地域・業態の特徴
板橋区は成増・高島平・東武練馬など子育て世帯が集中するエリアを抱え、待機児童対策として区が小規模保育の新設を積極的に支援している。東武東上線沿線の大山・中板橋・ときわ台周辺では共働き世帯が多く、駅徒歩圏内の小規模保育への需要は依然として高い水準にある。区の保育施設整備計画において定員19人以下の小規模保育(C型除く)は補助対象に含まれており、開設準備経費の一部を板橋区から受けられる仕組みが整っている。

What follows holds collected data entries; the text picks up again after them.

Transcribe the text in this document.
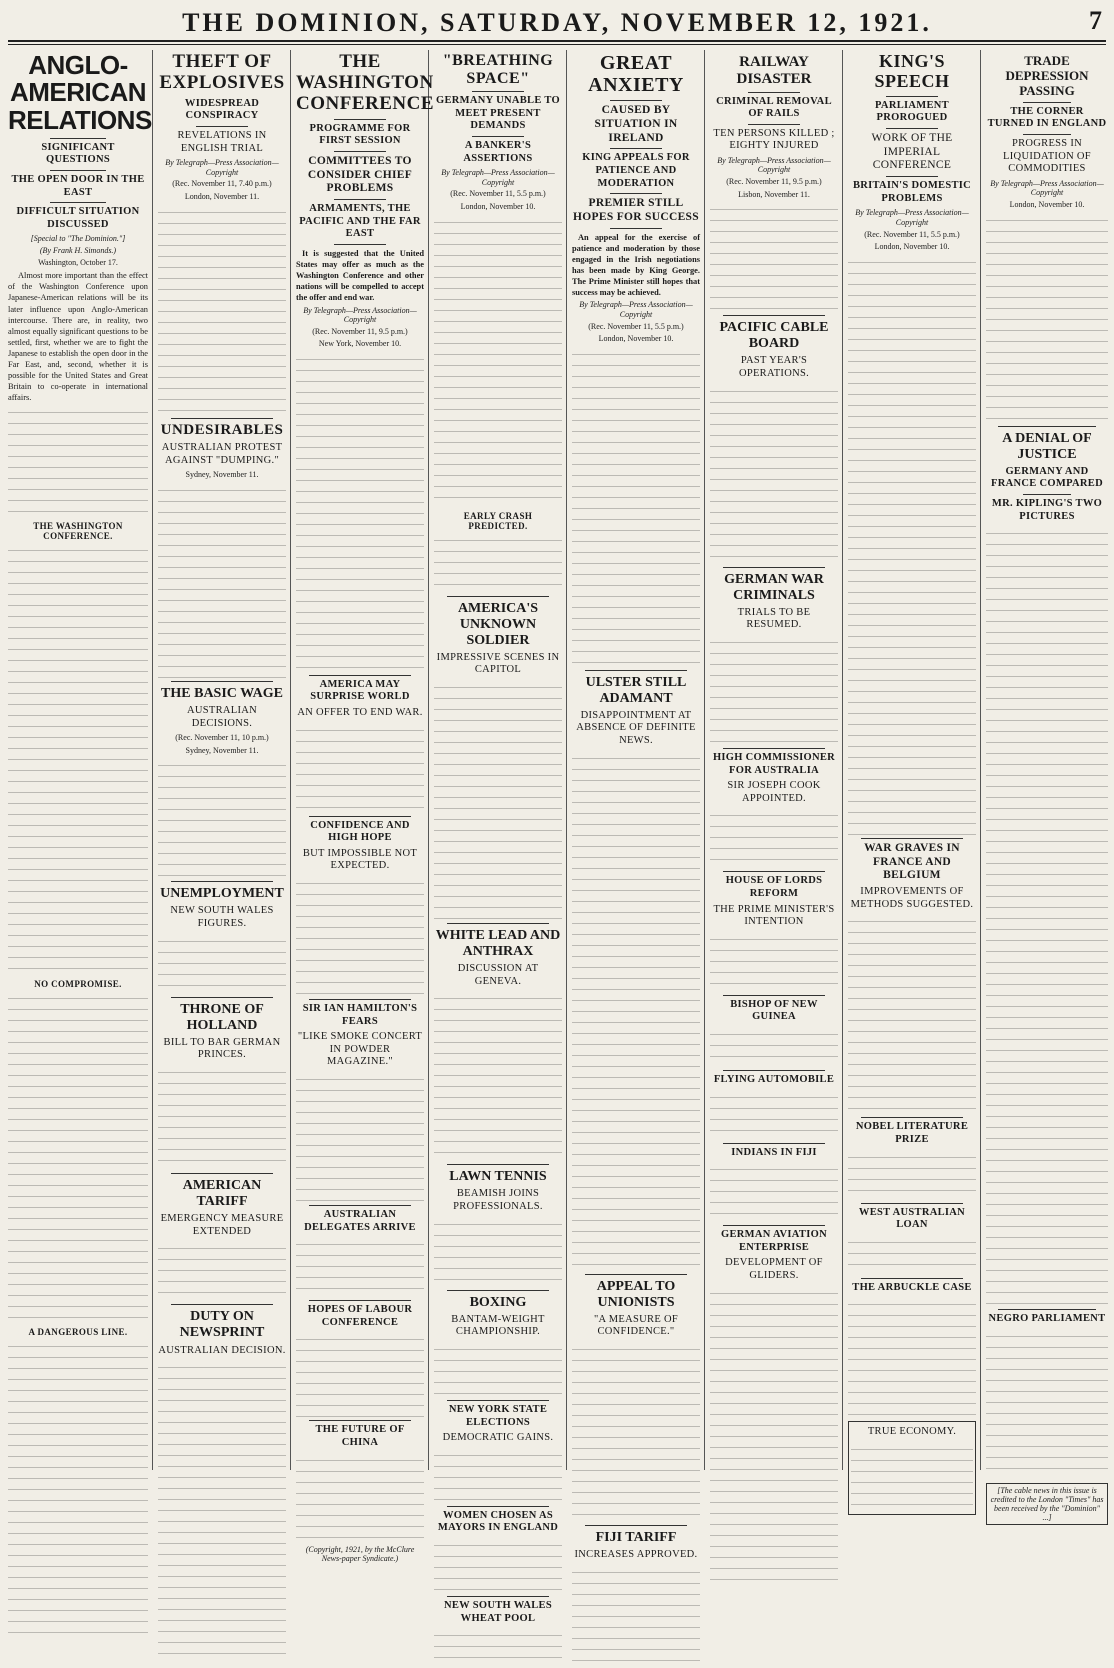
THE DOMINION, SATURDAY, NOVEMBER 12, 1921.	7
ANGLO-AMERICAN RELATIONS
SIGNIFICANT QUESTIONS
THE OPEN DOOR IN THE EAST
DIFFICULT SITUATION DISCUSSED
[Special to "The Dominion."]
(By Frank H. Simonds.)
Washington, October 17.

Almost more important than the effect of the Washington Conference upon Japanese-American relations will be its later influence upon Anglo-American intercourse. There are, in reality, two almost equally significant questions to be settled, first, whether we are to fight the Japanese to establish the open door in the Far East, and, second, whether it is possible for the United States and Great Britain to co-operate in international affairs.

THE WASHINGTON CONFERENCE.
NO COMPROMISE.
A DANGEROUS LINE.
THEFT OF EXPLOSIVES
WIDESPREAD CONSPIRACY
REVELATIONS IN ENGLISH TRIAL
By Telegraph—Press Association—Copyright
(Rec. November 11, 7.40 p.m.)
London, November 11.
UNDESIRABLES
AUSTRALIAN PROTEST AGAINST "DUMPING."
Sydney, November 11.
THE BASIC WAGE
AUSTRALIAN DECISIONS.
(Rec. November 11, 10 p.m.)
Sydney, November 11.
UNEMPLOYMENT
NEW SOUTH WALES FIGURES.
THRONE OF HOLLAND
BILL TO BAR GERMAN PRINCES.
AMERICAN TARIFF
EMERGENCY MEASURE EXTENDED
DUTY ON NEWSPRINT
AUSTRALIAN DECISION.
THE WASHINGTON CONFERENCE
PROGRAMME FOR FIRST SESSION
COMMITTEES TO CONSIDER CHIEF PROBLEMS
ARMAMENTS, THE PACIFIC AND THE FAR EAST
It is suggested that the United States may offer as much as the Washington Conference and other nations will be compelled to accept the offer and end war.
By Telegraph—Press Association—Copyright
(Rec. November 11, 9.5 p.m.)
New York, November 10.
AMERICA MAY SURPRISE WORLD
AN OFFER TO END WAR.
CONFIDENCE AND HIGH HOPE
BUT IMPOSSIBLE NOT EXPECTED.
SIR IAN HAMILTON'S FEARS
"LIKE SMOKE CONCERT IN POWDER MAGAZINE."
AUSTRALIAN DELEGATES ARRIVE
HOPES OF LABOUR CONFERENCE
THE FUTURE OF CHINA
(Copyright, 1921, by the McClure News-paper Syndicate.)
"BREATHING SPACE"
GERMANY UNABLE TO MEET PRESENT DEMANDS
A BANKER'S ASSERTIONS
By Telegraph—Press Association—Copyright
(Rec. November 11, 5.5 p.m.)
London, November 10.
EARLY CRASH PREDICTED.
AMERICA'S UNKNOWN SOLDIER
IMPRESSIVE SCENES IN CAPITOL
WHITE LEAD AND ANTHRAX
DISCUSSION AT GENEVA.
LAWN TENNIS
BEAMISH JOINS PROFESSIONALS.
BOXING
BANTAM-WEIGHT CHAMPIONSHIP.
NEW YORK STATE ELECTIONS
DEMOCRATIC GAINS.
WOMEN CHOSEN AS MAYORS IN ENGLAND
NEW SOUTH WALES WHEAT POOL
GREAT ANXIETY
CAUSED BY SITUATION IN IRELAND
KING APPEALS FOR PATIENCE AND MODERATION
PREMIER STILL HOPES FOR SUCCESS
An appeal for the exercise of patience and moderation by those engaged in the Irish negotiations has been made by King George. The Prime Minister still hopes that success may be achieved.
By Telegraph—Press Association—Copyright
(Rec. November 11, 5.5 p.m.)
London, November 10.
ULSTER STILL ADAMANT
DISAPPOINTMENT AT ABSENCE OF DEFINITE NEWS.
APPEAL TO UNIONISTS
"A MEASURE OF CONFIDENCE."
FIJI TARIFF
INCREASES APPROVED.
RAILWAY DISASTER
CRIMINAL REMOVAL OF RAILS
TEN PERSONS KILLED ; EIGHTY INJURED
By Telegraph—Press Association—Copyright
(Rec. November 11, 9.5 p.m.)
Lisbon, November 11.
PACIFIC CABLE BOARD
PAST YEAR'S OPERATIONS.
GERMAN WAR CRIMINALS
TRIALS TO BE RESUMED.
HIGH COMMISSIONER FOR AUSTRALIA
SIR JOSEPH COOK APPOINTED.
HOUSE OF LORDS REFORM
THE PRIME MINISTER'S INTENTION
BISHOP OF NEW GUINEA
FLYING AUTOMOBILE
INDIANS IN FIJI
GERMAN AVIATION ENTERPRISE
DEVELOPMENT OF GLIDERS.
KING'S SPEECH
PARLIAMENT PROROGUED
WORK OF THE IMPERIAL CONFERENCE
BRITAIN'S DOMESTIC PROBLEMS
By Telegraph—Press Association—Copyright
(Rec. November 11, 5.5 p.m.)
London, November 10.
WAR GRAVES IN FRANCE AND BELGIUM
IMPROVEMENTS OF METHODS SUGGESTED.
NOBEL LITERATURE PRIZE
WEST AUSTRALIAN LOAN
THE ARBUCKLE CASE
TRUE ECONOMY.
TRADE DEPRESSION PASSING
THE CORNER TURNED IN ENGLAND
PROGRESS IN LIQUIDATION OF COMMODITIES
By Telegraph—Press Association—Copyright
London, November 10.
A DENIAL OF JUSTICE
GERMANY AND FRANCE COMPARED
MR. KIPLING'S TWO PICTURES
NEGRO PARLIAMENT
[The cable news in this issue is credited to the London "Times" has been received by the "Dominion" ...]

板橋区で小規模保育を開業する場合、認可を受けることで保護者負担は区が定める保育料表に基づき徴収され、運営費の大部分を公定価格(自治体補助)で賄えるため、月商213万円規模は定員充足率が高ければ現実的な数字となる。東武東上線・都営三田線沿線の駅近物件(15坪前後)は坪単価12,000円前後が相場で、家賃18万円に抑えながら定員17人を確保できる物件を大山・板橋本町・志村坂上エリアで探すのが費用対効果の高い選択肢となる。保育士の採用は城北エリアの専門学校(帝京大学や武蔵野栄養専門学校の周辺実習先として認知されると有利)との連携が採用コスト削減の現実的な手段となる。
経営のヒント
- 東武東上線・大山駅や中板橋駅の高架下・商店街沿いは認知度が上がりやすく、ハッピーロード大山商店街沿いの物件は送迎導線の視認性が高いため入園申込みに直結しやすい
- 板橋区の『保育施設開設準備経費補助』を活用すると内装・備品費用の一部が補助対象となるため、開業前に区の保育サービス課へ事前相談の予約を入れることで申請漏れを防げる
- 保育士確保が経営の最大ボトルネックになるため、開業6カ月前から板橋区内の保育士バンク(東京都保育士就職支援センター経由)と東武東上線沿線の保育専門求人媒体に並行して掲載し、時給・処遇改善手当の条件を競合と比較した上で設定する
確認したいリスク
- 定員17人に対して保育士の最低配置基準(0歳児3:1、1-2歳児6:1)を満たすために常勤・非常勤を組み合わせる必要があり、人件費率が売上の60〜65%を超えると税引後手取りが急速に圧迫される
- 板橋区内でも高島平・成増エリアでは近年、認可保育園の新設が相次いでおり、開業後2〜3年で近隣に競合施設が増加し定員充足率が低下するリスクがある。立地選定時に半径500m圏内の認可・認証施設数を事前確認することが不可欠
東京都板橋区で小規模保育を認可開設するために必要な資格・届出・設備の基礎知識
小規模保育(A型・B型)を板橋区で認可するには、東京都への認可申請と板橋区との委託契約締結が必要で、申請は原則として開業予定年度の前年秋に実施される。施設長は保育士資格または社会福祉士資格が必要で、保育士の配置は国基準の1.2倍が東京都の要件。居室面積は乳幼児一人当たり1.98㎡以上を確保し、調理室の設置(または連携施設からの搬入体制)・避難設備・衛生設備を建築基準法・消防法に適合させた上で板橋区保健所の検査を受ける必要がある。法人格(株式会社・NPO法人等)の取得も認可の前提条件となる。
板橋区で小規模保育を開業するために法人格は必ず必要ですか?
はい、東京都の認可を受けるには株式会社・合同会社・NPO法人などの法人格が前提条件です。個人事業主のままでは認可申請ができないため、開業の1年以上前に法人設立を済ませておく必要があります。
板橋区の小規模保育の認可申請はいつ行えばいいですか?
板橋区経由で東京都に提出する認可申請は通常、開業を目指す年度の前年8〜10月頃に受付が始まります。区の保育サービス課への事前相談はさらに半年前から始めるのが現実的なスケジュールです。
板橋区で15坪の物件を借りて定員17人は本当に確保できますか?
小規模保育の居室面積基準(1.98㎡/人)を満たせば可能ですが、廊下・トイレ・調理スペースを除いた純粋な保育室面積で計算するため、15坪(約49.5㎡)の物件では間取りと設備配置を設計段階から綿密に計画する必要があります。